Step 3: Creating and Adapting the Model

Initially, I decided to create a model from scratch, with a mix of 2DConvolution, Dense, and Flatten layers. However, I decided to test various image processing models that have already been created, such as the VGG-16, ResNet50, and InceptionV3 models, and tested the accuracy on each of them. Based on my tests, I decided to go with the VGG-16 model. Afterwards, I changed the number of epochs (round of testing), steps per epoch, and other factors, eventually landing upon an accuracy of 63%. There definetly is a potential that changing the various factors, or even having one of the aforementioned models with specific values could increase the accuracy a lot, but for now, I chose to stick with this accuracy to publish the model. Eventually, I plan on going back and changing up the variables in order to increase the accuracy, but for now, I decided that I was happy with my progress.

Step 4: Exposing the Trained Model as an API

At this point, the model only worked in the context of my Kaggle notebook. To make it "callable" from the outside world, I had to figure out how to expose the model. This entailed learning about TensorFlow (TF) serving - a way for TF models to be exposed as APIs (Application Programing Interfaces). TensorFlow serving itself is a Docker container, so I had to learn the basics of Docker and how to deploy containers. I learned about how to use it from this TensorFlow article.

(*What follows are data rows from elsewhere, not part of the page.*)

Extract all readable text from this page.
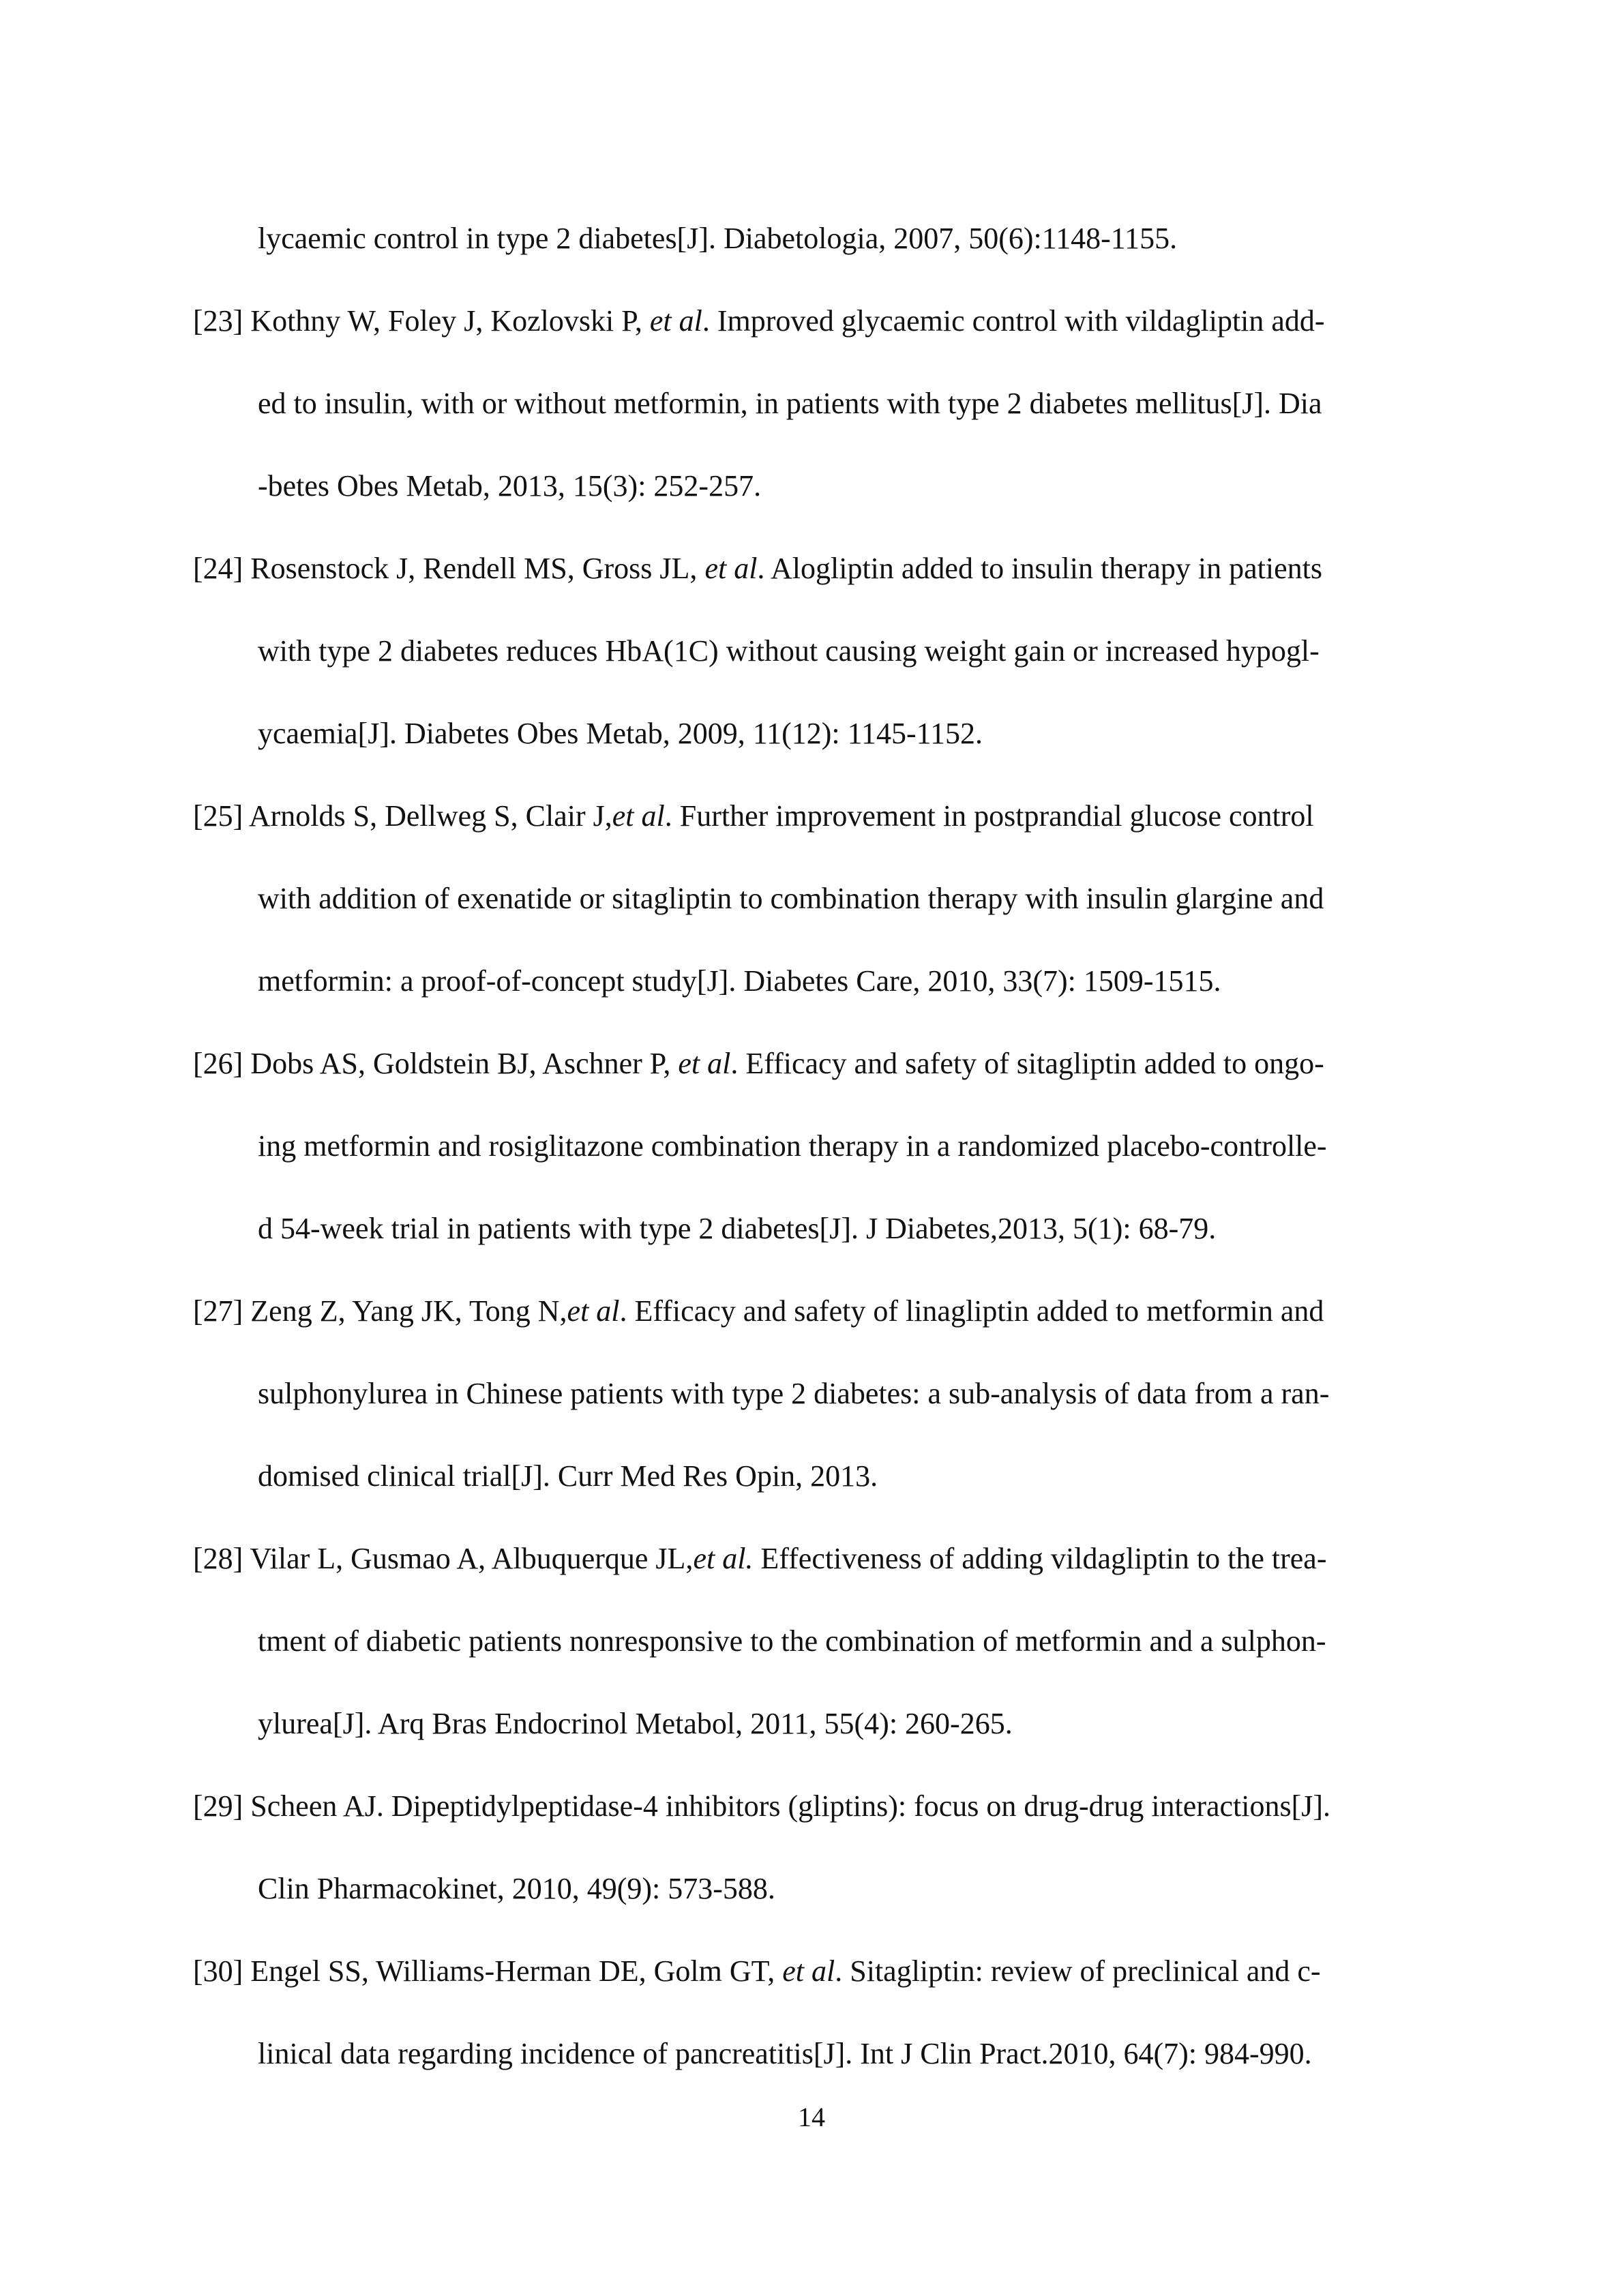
lycaemic control in type 2 diabetes[J]. Diabetologia, 2007, 50(6):1148-1155.
[23] Kothny W, Foley J, Kozlovski P, et al. Improved glycaemic control with vildagliptin add-
ed to insulin, with or without metformin, in patients with type 2 diabetes mellitus[J]. Dia
-betes Obes Metab, 2013, 15(3): 252-257.
[24] Rosenstock J, Rendell MS, Gross JL, et al. Alogliptin added to insulin therapy in patients
with type 2 diabetes reduces HbA(1C) without causing weight gain or increased hypogl-
ycaemia[J]. Diabetes Obes Metab, 2009, 11(12): 1145-1152.
[25] Arnolds S, Dellweg S, Clair J,et al. Further improvement in postprandial glucose control
with addition of exenatide or sitagliptin to combination therapy with insulin glargine and
metformin: a proof-of-concept study[J]. Diabetes Care, 2010, 33(7): 1509-1515.
[26] Dobs AS, Goldstein BJ, Aschner P, et al. Efficacy and safety of sitagliptin added to ongo-
ing metformin and rosiglitazone combination therapy in a randomized placebo-controlle-
d 54-week trial in patients with type 2 diabetes[J]. J Diabetes,2013, 5(1): 68-79.
[27] Zeng Z, Yang JK, Tong N,et al. Efficacy and safety of linagliptin added to metformin and
sulphonylurea in Chinese patients with type 2 diabetes: a sub-analysis of data from a ran-
domised clinical trial[J]. Curr Med Res Opin, 2013.
[28] Vilar L, Gusmao A, Albuquerque JL,et al. Effectiveness of adding vildagliptin to the trea-
tment of diabetic patients nonresponsive to the combination of metformin and a sulphon-
ylurea[J]. Arq Bras Endocrinol Metabol, 2011, 55(4): 260-265.
[29] Scheen AJ. Dipeptidylpeptidase-4 inhibitors (gliptins): focus on drug-drug interactions[J].
Clin Pharmacokinet, 2010, 49(9): 573-588.
[30] Engel SS, Williams-Herman DE, Golm GT, et al. Sitagliptin: review of preclinical and c-
linical data regarding incidence of pancreatitis[J]. Int J Clin Pract.2010, 64(7): 984-990.
14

Step 5: Making the Web App (Locally)

I downloaded the model from Kaggle, along with Docker, an application that can create containers to store local web applications on your computer in various ports. In addition, I downloaded TensorFlow, Keras, and Flask to my local machine, which was necessary in order to run the model locally. It took a long process to download, due to various unexplained errors that Kaggle presented me, but eventually, I managed to get them on my computer, and sucessfully get it to work locally. The next step was to get it to work by putting it on the internet, so that regardless of your location, you can use it.

Step 6: Making the Web App (Globally)

I set up a Linode container, on top of which I again installed TensorFlow, Keras, and Flask. I had to download Docker on the server, and set it up similarly to what I did in the previous step, so that my model would be accessible through a public IP address instead of solely on my localhost.

Step 7: Results

If you want to try out my model, please click here - it will take you to the web interface of my model. I have also attached some photos of the interface with an example below.

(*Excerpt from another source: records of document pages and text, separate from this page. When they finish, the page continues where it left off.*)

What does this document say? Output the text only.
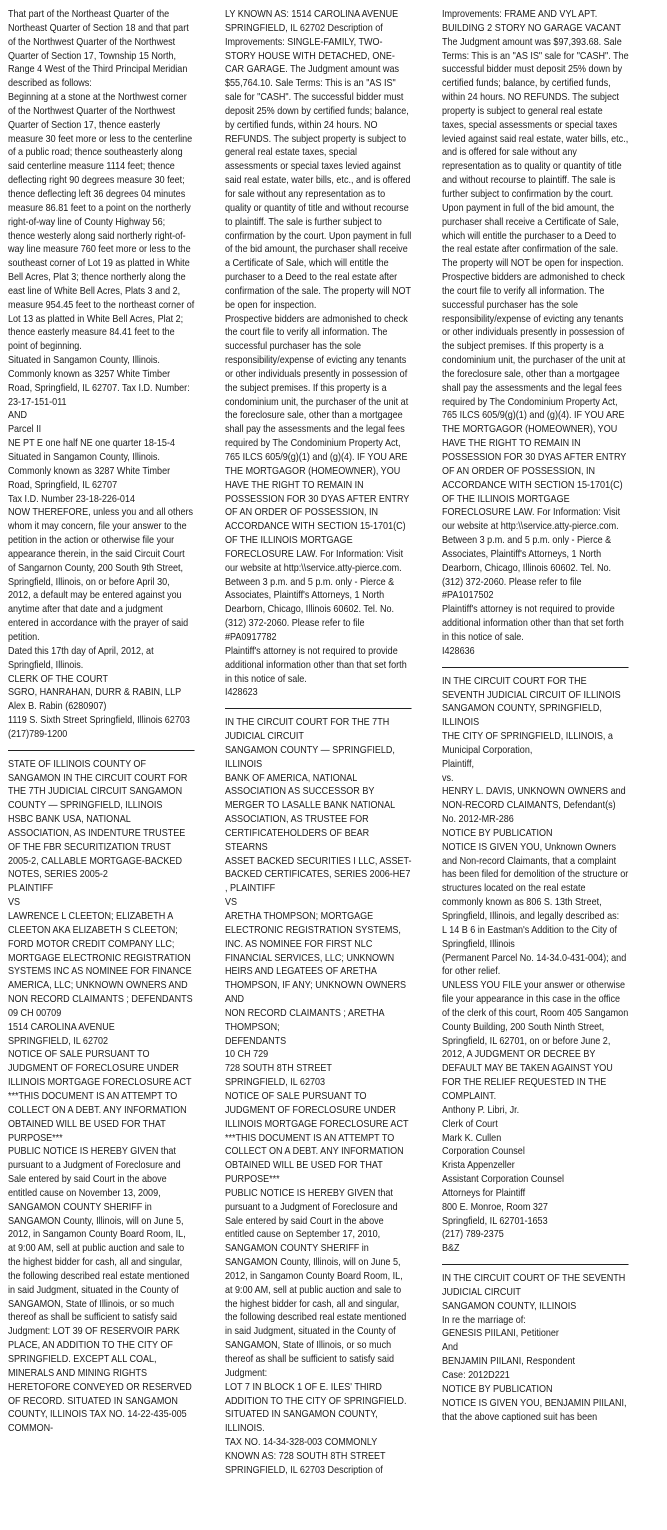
That part of the Northeast Quarter of the Northeast Quarter of Section 18 and that part of the Northwest Quarter of the Northwest Quarter of Section 17, Township 15 North, Range 4 West of the Third Principal Meridian described as follows:
Beginning at a stone at the Northwest corner of the Northwest Quarter of the Northwest Quarter of Section 17, thence easterly measure 30 feet more or less to the centerline of a public road; thence southeasterly along said centerline measure 1114 feet; thence deflecting right 90 degrees measure 30 feet; thence deflecting left 36 degrees 04 minutes measure 86.81 feet to a point on the northerly right-of-way line of County Highway 56; thence westerly along said northerly right-of-way line measure 760 feet more or less to the southeast corner of Lot 19 as platted in White Bell Acres, Plat 3; thence northerly along the east line of White Bell Acres, Plats 3 and 2, measure 954.45 feet to the northeast corner of Lot 13 as platted in White Bell Acres, Plat 2; thence easterly measure 84.41 feet to the point of beginning.
Situated in Sangamon County, Illinois.
Commonly known as 3257 White Timber Road, Springfield, IL 62707. Tax I.D. Number: 23-17-151-011
AND
Parcel II
NE PT E one half NE one quarter 18-15-4
Situated in Sangamon County, Illinois.
Commonly known as 3287 White Timber Road, Springfield, IL 62707
Tax I.D. Number 23-18-226-014
NOW THEREFORE, unless you and all others whom it may concern, file your answer to the petition in the action or otherwise file your appearance therein, in the said Circuit Court of Sangarnon County, 200 South 9th Street, Springfield, Illinois, on or before April 30, 2012, a default may be entered against you anytime after that date and a judgment entered in accordance with the prayer of said petition.
Dated this 17th day of April, 2012, at Springfield, Illinois.
CLERK OF THE COURT
SGRO, HANRAHAN, DURR & RABIN, LLP
Alex B. Rabin (6280907)
1119 S. Sixth Street Springfield, Illinois 62703 (217)789-1200

STATE OF ILLINOIS COUNTY OF SANGAMON IN THE CIRCUIT COURT FOR THE 7TH JUDICIAL CIRCUIT SANGAMON COUNTY — SPRINGFIELD, ILLINOIS
HSBC BANK USA, NATIONAL ASSOCIATION, AS INDENTURE TRUSTEE OF THE FBR SECURITIZATION TRUST 2005-2, CALLABLE MORTGAGE-BACKED NOTES, SERIES 2005-2
PLAINTIFF
VS
LAWRENCE L CLEETON; ELIZABETH A CLEETON AKA ELIZABETH S CLEETON; FORD MOTOR CREDIT COMPANY LLC; MORTGAGE ELECTRONIC REGISTRATION SYSTEMS INC AS NOMINEE FOR FINANCE AMERICA, LLC; UNKNOWN OWNERS AND NON RECORD CLAIMANTS ; DEFENDANTS
09 CH 00709
1514 CAROLINA AVENUE
SPRINGFIELD, IL 62702
NOTICE OF SALE PURSUANT TO JUDGMENT OF FORECLOSURE UNDER ILLINOIS MORTGAGE FORECLOSURE ACT ***THIS DOCUMENT IS AN ATTEMPT TO COLLECT ON A DEBT. ANY INFORMATION OBTAINED WILL BE USED FOR THAT PURPOSE***
PUBLIC NOTICE IS HEREBY GIVEN that pursuant to a Judgment of Foreclosure and Sale entered by said Court in the above entitled cause on November 13, 2009, SANGAMON COUNTY SHERIFF in SANGAMON County, Illinois, will on June 5, 2012, in Sangamon County Board Room, IL, at 9:00 AM, sell at public auction and sale to the highest bidder for cash, all and singular, the following described real estate mentioned in said Judgment, situated in the County of SANGAMON, State of Illinois, or so much thereof as shall be sufficient to satisfy said Judgment: LOT 39 OF RESERVOIR PARK PLACE, AN ADDITION TO THE CITY OF SPRINGFIELD. EXCEPT ALL COAL, MINERALS AND MINING RIGHTS HERETOFORE CONVEYED OR RESERVED OF RECORD. SITUATED IN SANGAMON COUNTY, ILLINOIS TAX NO. 14-22-435-005 COMMON-

LY KNOWN AS: 1514 CAROLINA AVENUE SPRINGFIELD, IL 62702 Description of Improvements: SINGLE-FAMILY, TWO-STORY HOUSE WITH DETACHED, ONE-CAR GARAGE. The Judgment amount was $55,764.10. Sale Terms: This is an "AS IS" sale for "CASH". The successful bidder must deposit 25% down by certified funds; balance, by certified funds, within 24 hours. NO REFUNDS. The subject property is subject to general real estate taxes, special assessments or special taxes levied against said real estate, water bills, etc., and is offered for sale without any representation as to quality or quantity of title and without recourse to plaintiff. The sale is further subject to confirmation by the court. Upon payment in full of the bid amount, the purchaser shall receive a Certificate of Sale, which will entitle the purchaser to a Deed to the real estate after confirmation of the sale. The property will NOT be open for inspection.
Prospective bidders are admonished to check the court file to verify all information. The successful purchaser has the sole responsibility/expense of evicting any tenants or other individuals presently in possession of the subject premises. If this property is a condominium unit, the purchaser of the unit at the foreclosure sale, other than a mortgagee shall pay the assessments and the legal fees required by The Condominium Property Act, 765 ILCS 605/9(g)(1) and (g)(4). IF YOU ARE THE MORTGAGOR (HOMEOWNER), YOU HAVE THE RIGHT TO REMAIN IN POSSESSION FOR 30 DYAS AFTER ENTRY OF AN ORDER OF POSSESSION, IN ACCORDANCE WITH SECTION 15-1701(C) OF THE ILLINOIS MORTGAGE FORECLOSURE LAW. For Information: Visit our website at http:\\service.atty-pierce.com. Between 3 p.m. and 5 p.m. only - Pierce & Associates, Plaintiff's Attorneys, 1 North Dearborn, Chicago, Illinois 60602. Tel. No. (312) 372-2060. Please refer to file #PA0917782
Plaintiff's attorney is not required to provide additional information other than that set forth in this notice of sale.
I428623

IN THE CIRCUIT COURT FOR THE 7TH JUDICIAL CIRCUIT
SANGAMON COUNTY — SPRINGFIELD, ILLINOIS
BANK OF AMERICA, NATIONAL ASSOCIATION AS SUCCESSOR BY MERGER TO LASALLE BANK NATIONAL ASSOCIATION, AS TRUSTEE FOR CERTIFICATEHOLDERS OF BEAR STEARNS
ASSET BACKED SECURITIES I LLC, ASSET-BACKED CERTIFICATES, SERIES 2006-HE7
, PLAINTIFF
VS
ARETHA THOMPSON; MORTGAGE ELECTRONIC REGISTRATION SYSTEMS, INC. AS NOMINEE FOR FIRST NLC FINANCIAL SERVICES, LLC; UNKNOWN HEIRS AND LEGATEES OF ARETHA THOMPSON, IF ANY; UNKNOWN OWNERS AND
NON RECORD CLAIMANTS ; ARETHA THOMPSON;
DEFENDANTS
10 CH 729
728 SOUTH 8TH STREET
SPRINGFIELD, IL 62703
NOTICE OF SALE PURSUANT TO JUDGMENT OF FORECLOSURE UNDER ILLINOIS MORTGAGE FORECLOSURE ACT ***THIS DOCUMENT IS AN ATTEMPT TO COLLECT ON A DEBT. ANY INFORMATION OBTAINED WILL BE USED FOR THAT PURPOSE***
PUBLIC NOTICE IS HEREBY GIVEN that pursuant to a Judgment of Foreclosure and Sale entered by said Court in the above entitled cause on September 17, 2010, SANGAMON COUNTY SHERIFF in SANGAMON County, Illinois, will on June 5, 2012, in Sangamon County Board Room, IL, at 9:00 AM, sell at public auction and sale to the highest bidder for cash, all and singular, the following described real estate mentioned in said Judgment, situated in the County of SANGAMON, State of Illinois, or so much thereof as shall be sufficient to satisfy said Judgment:
LOT 7 IN BLOCK 1 OF E. ILES' THIRD ADDITION TO THE CITY OF SPRINGFIELD. SITUATED IN SANGAMON COUNTY, ILLINOIS.
TAX NO. 14-34-328-003 COMMONLY KNOWN AS: 728 SOUTH 8TH STREET SPRINGFIELD, IL 62703 Description of

Improvements: FRAME AND VYL APT. BUILDING 2 STORY NO GARAGE VACANT The Judgment amount was $97,393.68. Sale Terms: This is an "AS IS" sale for "CASH". The successful bidder must deposit 25% down by certified funds; balance, by certified funds, within 24 hours. NO REFUNDS. The subject property is subject to general real estate taxes, special assessments or special taxes levied against said real estate, water bills, etc., and is offered for sale without any representation as to quality or quantity of title and without recourse to plaintiff. The sale is further subject to confirmation by the court. Upon payment in full of the bid amount, the purchaser shall receive a Certificate of Sale, which will entitle the purchaser to a Deed to the real estate after confirmation of the sale. The property will NOT be open for inspection.
Prospective bidders are admonished to check the court file to verify all information. The successful purchaser has the sole responsibility/expense of evicting any tenants or other individuals presently in possession of the subject premises. If this property is a condominium unit, the purchaser of the unit at the foreclosure sale, other than a mortgagee shall pay the assessments and the legal fees required by The Condominium Property Act, 765 ILCS 605/9(g)(1) and (g)(4). IF YOU ARE THE MORTGAGOR (HOMEOWNER), YOU HAVE THE RIGHT TO REMAIN IN POSSESSION FOR 30 DYAS AFTER ENTRY OF AN ORDER OF POSSESSION, IN ACCORDANCE WITH SECTION 15-1701(C) OF THE ILLINOIS MORTGAGE FORECLOSURE LAW. For Information: Visit our website at http:\\service.atty-pierce.com. Between 3 p.m. and 5 p.m. only - Pierce & Associates, Plaintiff's Attorneys, 1 North Dearborn, Chicago, Illinois 60602. Tel. No. (312) 372-2060. Please refer to file #PA1017502
Plaintiff's attorney is not required to provide additional information other than that set forth in this notice of sale.
I428636

IN THE CIRCUIT COURT FOR THE SEVENTH JUDICIAL CIRCUIT OF ILLINOIS
SANGAMON COUNTY, SPRINGFIELD, ILLINOIS
THE CITY OF SPRINGFIELD, ILLINOIS, a Municipal Corporation,
Plaintiff,
vs.
HENRY L. DAVIS, UNKNOWN OWNERS and NON-RECORD CLAIMANTS, Defendant(s)
No. 2012-MR-286
NOTICE BY PUBLICATION
NOTICE IS GIVEN YOU, Unknown Owners and Non-record Claimants, that a complaint has been filed for demolition of the structure or structures located on the real estate commonly known as 806 S. 13th Street, Springfield, Illinois, and legally described as:
L 14 B 6 in Eastman's Addition to the City of Springfield, Illinois
(Permanent Parcel No. 14-34.0-431-004); and for other relief.
UNLESS YOU FILE your answer or otherwise file your appearance in this case in the office of the clerk of this court, Room 405 Sangamon County Building, 200 South Ninth Street, Springfield, IL 62701, on or before June 2, 2012, A JUDGMENT OR DECREE BY DEFAULT MAY BE TAKEN AGAINST YOU FOR THE RELIEF REQUESTED IN THE COMPLAINT.
Anthony P. Libri, Jr.
Clerk of Court
Mark K. Cullen
Corporation Counsel
Krista Appenzeller
Assistant Corporation Counsel
Attorneys for Plaintiff
800 E. Monroe, Room 327
Springfield, IL 62701-1653
(217) 789-2375
B&Z

IN THE CIRCUIT COURT OF THE SEVENTH JUDICIAL CIRCUIT
SANGAMON COUNTY, ILLINOIS
In re the marriage of:
GENESIS PIILANI, Petitioner
And
BENJAMIN PIILANI, Respondent
Case: 2012D221
NOTICE BY PUBLICATION
NOTICE IS GIVEN YOU, BENJAMIN PIILANI, that the above captioned suit has been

This is a photo of the first screen when you click on the link to go to the model - you can choose to upload a photo from your computer, or, if you are on mobile, it will open your photo library.

This is a photo of a successful classification with the model. In this case, the model is trying to classify a photo of steak, which was correctly put in the category of "Meat" with over 96% confidence! :D

Conclusion and Final Thoughts

This project pushed me to my limits, as I had to learn a lot of it and create everything from scratch. However, I am very happy with the final product, and hope that you enjoy it as well! Below are some takeaways that I had after coding up my first NN.

Main Takeaways

  1. Perfection is an enigma - you can always work towards it, but it gets to a point where you're wasting time to try to improve it. As a result, you have to find a point of acceptance where you are happy with your model.
  2. Your model should be at least 2-3x more accurate than choosing a category at random (for example, choosing at random would be 9.1%, so make it 2-3x better than that).
  3. Make sure that you have split your data into train and test categories - without that, it is almost impossible to test your model, and can potentially break the whole thing.
  4. Make sure that your train/test split is about even, and that each category has about the same amount of photos, to make sure that you don't have an over/underepresentation of photos, because then, the classification will most likely be very inaccurate.

All in all, this project was a great introduction to NNs, and I am looking forward to making more comprehensive projects with NNs. Thank you so much for reading this post - I hope that you enjoy!